Friday, February 2, 2018

How Cultural Diplomacy and Radicalism Challenge the International Order


George Voskopoulos, Sharnoff's Global Views; see also, for a non-"theory" account of cultural diplomacy. 

uncaptioned image from article

Cultural diplomacy falls within the wider spectrum of soft power used by states to advance their national interests, although it is not easily defined

Excerpt:
Cultural diplomacy consists of one of the communications and operational tools of the states when exercising foreign policy and interacting with other states with the final aim being to produce desired outcomes.

As an organizational concept, it is new. However, in practice, it is has been exercised for centuries.
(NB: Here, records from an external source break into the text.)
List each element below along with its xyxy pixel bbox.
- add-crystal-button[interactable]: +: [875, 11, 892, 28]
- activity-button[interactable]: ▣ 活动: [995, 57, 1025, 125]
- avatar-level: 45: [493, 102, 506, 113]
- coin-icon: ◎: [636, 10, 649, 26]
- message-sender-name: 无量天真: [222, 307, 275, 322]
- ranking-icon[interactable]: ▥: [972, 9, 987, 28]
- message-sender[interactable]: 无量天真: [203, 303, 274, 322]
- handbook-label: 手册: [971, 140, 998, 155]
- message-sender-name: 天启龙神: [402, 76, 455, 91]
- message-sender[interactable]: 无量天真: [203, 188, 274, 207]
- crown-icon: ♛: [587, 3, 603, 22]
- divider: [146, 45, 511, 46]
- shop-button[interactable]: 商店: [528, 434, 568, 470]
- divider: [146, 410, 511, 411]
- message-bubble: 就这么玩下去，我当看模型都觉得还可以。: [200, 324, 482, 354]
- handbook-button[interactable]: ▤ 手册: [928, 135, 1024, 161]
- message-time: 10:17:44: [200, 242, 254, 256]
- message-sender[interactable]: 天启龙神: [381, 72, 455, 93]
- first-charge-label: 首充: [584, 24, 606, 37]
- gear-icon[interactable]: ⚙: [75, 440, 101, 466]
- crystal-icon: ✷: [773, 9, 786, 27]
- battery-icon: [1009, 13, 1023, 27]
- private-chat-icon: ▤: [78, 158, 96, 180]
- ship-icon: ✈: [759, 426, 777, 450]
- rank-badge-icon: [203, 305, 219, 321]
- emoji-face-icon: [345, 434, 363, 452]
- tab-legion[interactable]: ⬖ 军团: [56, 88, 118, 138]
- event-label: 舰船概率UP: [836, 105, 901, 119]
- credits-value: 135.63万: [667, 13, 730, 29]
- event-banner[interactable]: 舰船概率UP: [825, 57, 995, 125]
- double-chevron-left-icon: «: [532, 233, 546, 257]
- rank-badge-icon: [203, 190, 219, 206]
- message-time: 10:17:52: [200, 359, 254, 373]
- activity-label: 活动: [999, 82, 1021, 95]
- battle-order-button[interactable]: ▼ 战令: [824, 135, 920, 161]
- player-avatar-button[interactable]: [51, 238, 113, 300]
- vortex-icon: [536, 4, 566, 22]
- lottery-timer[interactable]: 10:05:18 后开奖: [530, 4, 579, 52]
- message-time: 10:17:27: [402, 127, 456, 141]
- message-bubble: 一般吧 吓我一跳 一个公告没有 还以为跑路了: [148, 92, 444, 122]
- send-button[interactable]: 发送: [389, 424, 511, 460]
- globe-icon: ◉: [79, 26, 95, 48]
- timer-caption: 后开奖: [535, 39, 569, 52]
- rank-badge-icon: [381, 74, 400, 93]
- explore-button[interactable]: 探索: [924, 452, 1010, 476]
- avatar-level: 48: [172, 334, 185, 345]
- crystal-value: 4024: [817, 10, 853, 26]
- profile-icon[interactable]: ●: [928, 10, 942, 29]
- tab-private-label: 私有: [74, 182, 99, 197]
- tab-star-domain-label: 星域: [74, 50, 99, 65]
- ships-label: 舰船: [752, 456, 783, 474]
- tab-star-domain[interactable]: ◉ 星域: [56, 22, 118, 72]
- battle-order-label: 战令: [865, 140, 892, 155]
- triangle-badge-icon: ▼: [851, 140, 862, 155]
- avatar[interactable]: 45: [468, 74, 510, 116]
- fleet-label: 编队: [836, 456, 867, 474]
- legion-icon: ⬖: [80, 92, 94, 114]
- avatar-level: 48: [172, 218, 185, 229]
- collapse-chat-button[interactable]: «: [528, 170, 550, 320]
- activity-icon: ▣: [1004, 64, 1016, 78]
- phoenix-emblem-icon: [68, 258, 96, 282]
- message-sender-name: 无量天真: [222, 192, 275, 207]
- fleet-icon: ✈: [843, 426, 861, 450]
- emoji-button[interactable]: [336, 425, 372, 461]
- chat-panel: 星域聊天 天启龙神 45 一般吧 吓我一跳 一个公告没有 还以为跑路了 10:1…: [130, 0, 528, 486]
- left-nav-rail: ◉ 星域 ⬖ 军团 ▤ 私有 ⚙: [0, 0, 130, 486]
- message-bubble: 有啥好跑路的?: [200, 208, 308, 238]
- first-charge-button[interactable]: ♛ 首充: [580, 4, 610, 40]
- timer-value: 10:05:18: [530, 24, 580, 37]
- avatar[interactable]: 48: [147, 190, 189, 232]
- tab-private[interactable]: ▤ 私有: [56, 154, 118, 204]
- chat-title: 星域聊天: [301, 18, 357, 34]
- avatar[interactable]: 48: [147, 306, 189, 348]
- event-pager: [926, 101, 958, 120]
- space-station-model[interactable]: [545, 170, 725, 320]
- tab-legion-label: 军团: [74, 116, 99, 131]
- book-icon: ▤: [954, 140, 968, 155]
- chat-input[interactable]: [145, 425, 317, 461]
The means and the agents of applying cultural diplomacy have multiplied or boosted particularly in the western world, where further democratization and the firm belief in peacefully settling inter-state disputes acquired an institutional blueprint.
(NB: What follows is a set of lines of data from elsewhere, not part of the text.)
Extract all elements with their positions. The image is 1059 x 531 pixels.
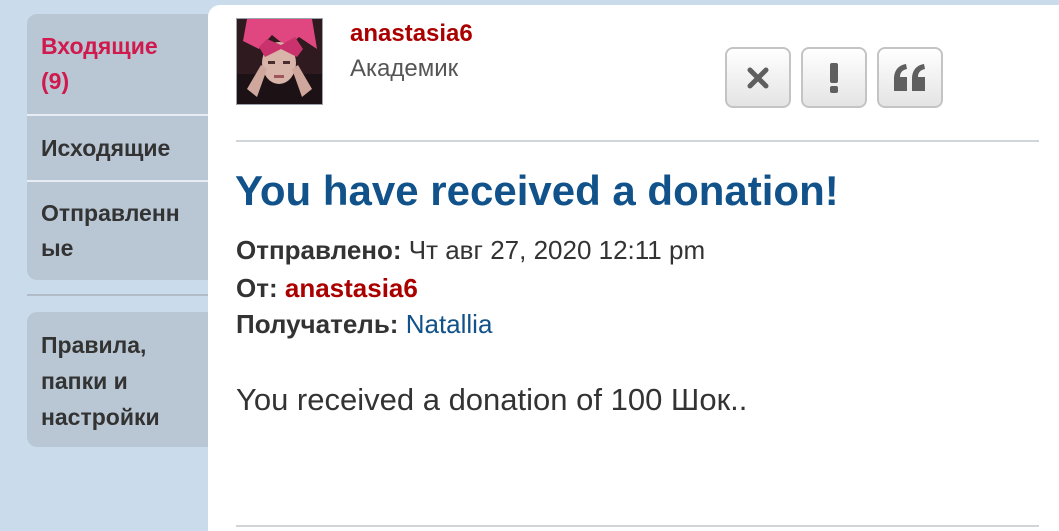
sidebar-divider (27, 294, 208, 296)
quote-icon (894, 63, 925, 91)
quote-button[interactable] (877, 47, 943, 108)
nav-sent-label: Отправленн ые (41, 200, 180, 261)
delete-button[interactable] (725, 47, 791, 108)
from-label: От: (236, 273, 278, 303)
avatar-image (237, 19, 322, 104)
message-body: You received a donation of 100 Шок.. (236, 382, 748, 417)
nav-sent[interactable]: Отправленн ые (27, 180, 208, 280)
recipient-user-link[interactable]: Natallia (406, 309, 493, 339)
nav-inbox[interactable]: Входящие (9) (27, 14, 208, 114)
post-actions (725, 47, 943, 108)
from-row: От: anastasia6 (236, 273, 418, 304)
sent-date: Чт авг 27, 2020 12:11 pm (408, 235, 706, 265)
report-button[interactable] (801, 47, 867, 108)
author-rank: Академик (350, 55, 459, 82)
folder-nav: Входящие (9) Исходящие Отправленн ые (27, 14, 208, 280)
message-panel: anastasia6 Академик You have received a … (208, 5, 1059, 531)
exclamation-icon (830, 62, 838, 93)
recipient-label: Получатель: (236, 309, 399, 339)
nav-rules-folders-settings[interactable]: Правила, папки и настройки (27, 312, 208, 447)
settings-nav: Правила, папки и настройки (27, 312, 208, 447)
sent-date-row: Отправлено: Чт авг 27, 2020 12:11 pm (236, 235, 705, 266)
sent-label: Отправлено: (236, 235, 402, 265)
nav-inbox-label: Входящие (9) (41, 33, 158, 94)
footer-divider (236, 525, 1039, 527)
recipient-row: Получатель: Natallia (236, 309, 492, 340)
from-user-link[interactable]: anastasia6 (285, 273, 418, 303)
avatar[interactable] (236, 18, 323, 105)
nav-outbox-label: Исходящие (41, 134, 171, 161)
author-name[interactable]: anastasia6 (350, 20, 473, 48)
nav-outbox[interactable]: Исходящие (27, 114, 208, 180)
pm-sidebar: Входящие (9) Исходящие Отправленн ые Пра… (27, 14, 208, 447)
nav-rules-label: Правила, папки и настройки (41, 331, 160, 430)
message-subject: You have received a donation! (235, 167, 839, 214)
close-icon (747, 67, 769, 88)
header-divider (236, 140, 1039, 142)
Academically there has been an effort to theorize and thus scrutinize the term trying to come up with alternative methodological tools. This is mainly the case in an effort to improve the overall framework of exercising public diplomacy, yet, without being able to come up with a widely accepted grand theory. ...

In the case of the EU that has traditionally and historically been defined as a normative power, cultural diplomacy may be a major assisting tool in intervening in the radicalization process. This requires policies of involvement, motivation and a number of independent variables that enhance effectiveness. Agents within target countries where radical ideas spread are expected to de-construct otherness-related hostile cognitive elements, a demanding task that still guarantees no success.

If cultural diplomacy in the past referred to the ontology of the ability to alter the way national interests were defined or re-defined (see Détente during the Cold War), today it reflects the degree to which it could operate in the long term as an ontological means of dealing with radicalism, particularly within an urban environment where marginalized or less socialized individuals live.

Transitional phases in the international system and/or the periphery constitute an opportunity not only for those intolerant powers operating on nihilistic motives, but also an opportunity for those able to go beyond the obvious (that is cultural and religious differences).